Обернувшись на мощное перекатное «Ыы-ы-а-а!», Павел узнал в бежавшем впереди офицере командира седьмой роты капитана Губанова.
Несмотря на яростный встречный огонь, густой вал атакующих, подхватив прижатых к земле солдат второй роты, докатился до немецких позиций. Фашисты, дрогнув почему-то раньше, чем следовало ожидать, стали поспешно отходить за грейдер, отстреливаясь и унося раненых.
Скоротечная схватка в траншее, и – броском вперед, к полотну дороги. Взлетев на грейдер, Павел увидел в низине разбитый, горевший пристанционный поселок На южной его окраине, где находилась нефтебаза, бушевало пламя и распускалось клубившееся чадное облако. Раздуваемое ветром, оно расползалось окрест, ограничивая видимость. В самом поселке, похоже, шел бой, но как и какие подразделения могли его атаковать, было непонятно. В северном направлении уходила растянувшаяся колонна крытых брезентом тяжелых грузовиков. Параллельно, по железнодорожной ветке, набирая скорость, вытягивался товарный состав.
Позже станет известно, что пятой роте удалось прорваться к поселку с фланга и завязать бой на подступах. Вот почему, опасаясь окружения, немцы бросили окопы на передовой и откатились назад, хотя и не успели выбраться со станции находившиеся там тыловые и ремонтные подразделения.
Ворвавшись в поселок, штрафники ввязались в уличную перестрелку с засевшими в домах и постройках вражескими солдатами и проморгали немецкую контратаку.
Предприняв обходной маневр, около батальона автоматчиков, поддерживаемых четырьмя бронетранспортерами, ударили штрафникам во фланг, намереваясь расчленить их надвое и одних оттеснить правым крылом к оставленным окопам, а других, с левого края, отрезать, окружить и уничтожить в поселке.
Хлынув в разрыв, образовавшийся между цепями наступающих, гитлеровцы вначале отсекли и сковали боем их второй эшелон, а затем, начав его понемногу отжимать, отрядили часть сил на уничтожение тех, кто, не подозревая о возникшей за спиной опасности, брал приступом станцию, находясь в уверенности, что враг разбит и останется лишь подавить разрозненные очаги сопротивления.
Распаленный горячкой боя, Павел зло и настойчиво пробивался к центру поселка.
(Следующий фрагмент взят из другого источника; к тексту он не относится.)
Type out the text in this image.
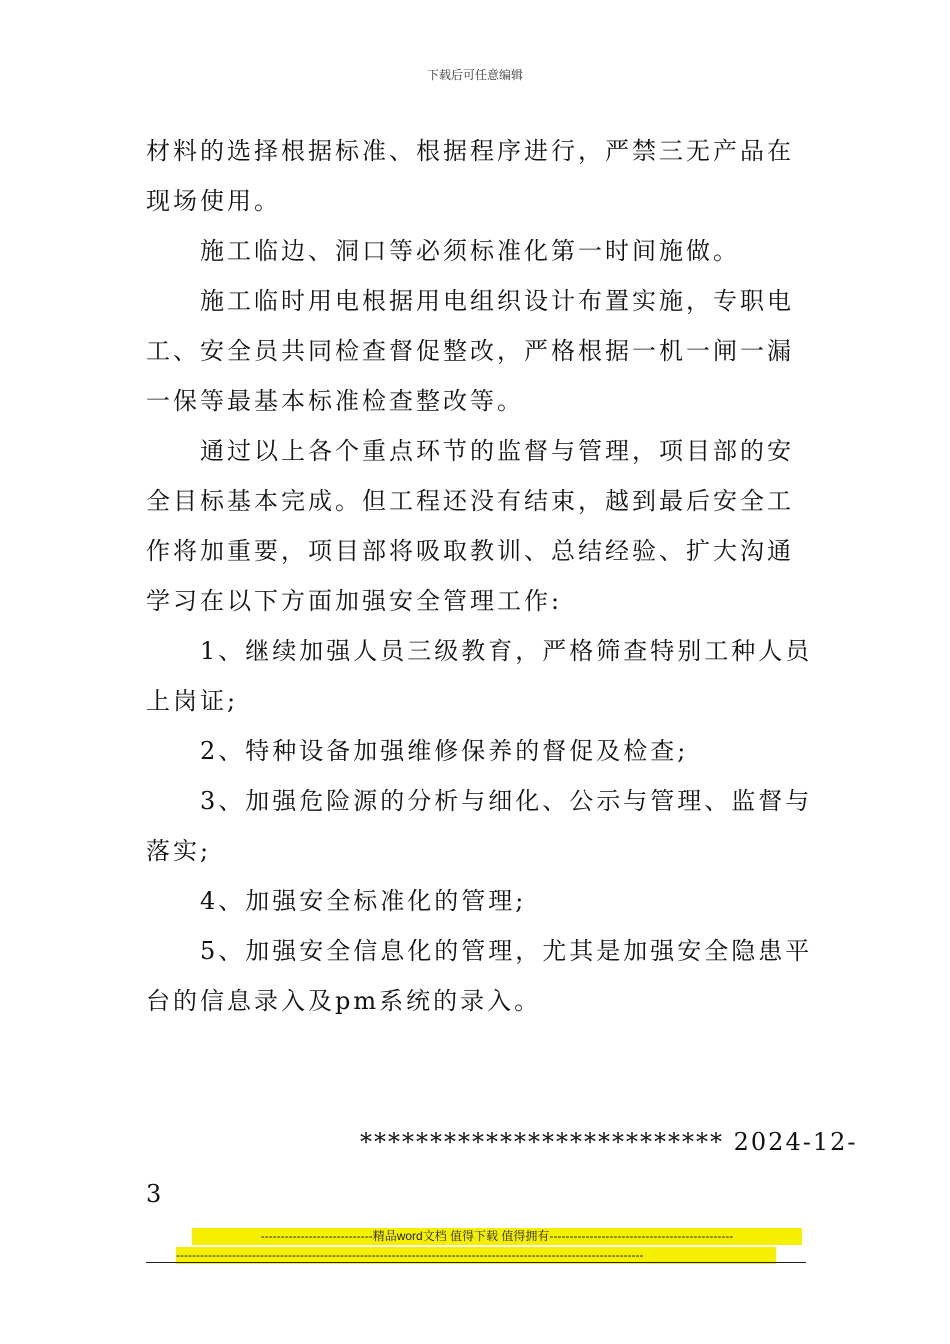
下载后可任意编辑

材料的选择根据标准、根据程序进行，严禁三无产品在现场使用。

施工临边、洞口等必须标准化第一时间施做。

施工临时用电根据用电组织设计布置实施，专职电工、安全员共同检查督促整改，严格根据一机一闸一漏一保等最基本标准检查整改等。

通过以上各个重点环节的监督与管理，项目部的安全目标基本完成。但工程还没有结束，越到最后安全工作将加重要，项目部将吸取教训、总结经验、扩大沟通学习在以下方面加强安全管理工作:

1、继续加强人员三级教育，严格筛查特别工种人员上岗证;

2、特种设备加强维修保养的督促及检查;

3、加强危险源的分析与细化、公示与管理、监督与落实;

4、加强安全标准化的管理;

5、加强安全信息化的管理，尤其是加强安全隐患平台的信息录入及pm系统的录入。

************************** 2024-12-
3
----------------------------精品word文档 值得下载 值得拥有----------------------------------------------
---------------------------------------------------------------------------------------------------------------------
Он давно потерял из виду бойцов своего взвода и дрался в одиночку, впрочем, мало тяготясь этим обстоятельством, потому что рядом бежали и действовали, применяясь, как и он, к обстановке, другие штрафники, и этого было достаточно, чтобы чувствовать себя уверенно.
Однажды его едва не подсекла автоматная очередь из низенького заднего оконца, в виду которого он неосторожно пересекал чье-то подворье. Увернувшись, Павел броском перекинул тело за угол приземистого амбарчика и, припав за бревенчатый сруб, яростно надавил на спусковой крючок. Автомат дернулся и смолк: кончились патроны. И в тот промежуток времени, пока менял диск, внятно расслышал возбужденные, переполошенные крики:
– Немцы, братва! Отходи!
– Окружают!..
Сначала озлился. Какие еще, к черту, немцы, откуда? Наткнулись, наверно, на десяток недобитков и вопят, паникеры. Но суматошные крики, перебиваясь, возникли и справа и слева и стали подозрительно смещаться в одном направлении – обратном.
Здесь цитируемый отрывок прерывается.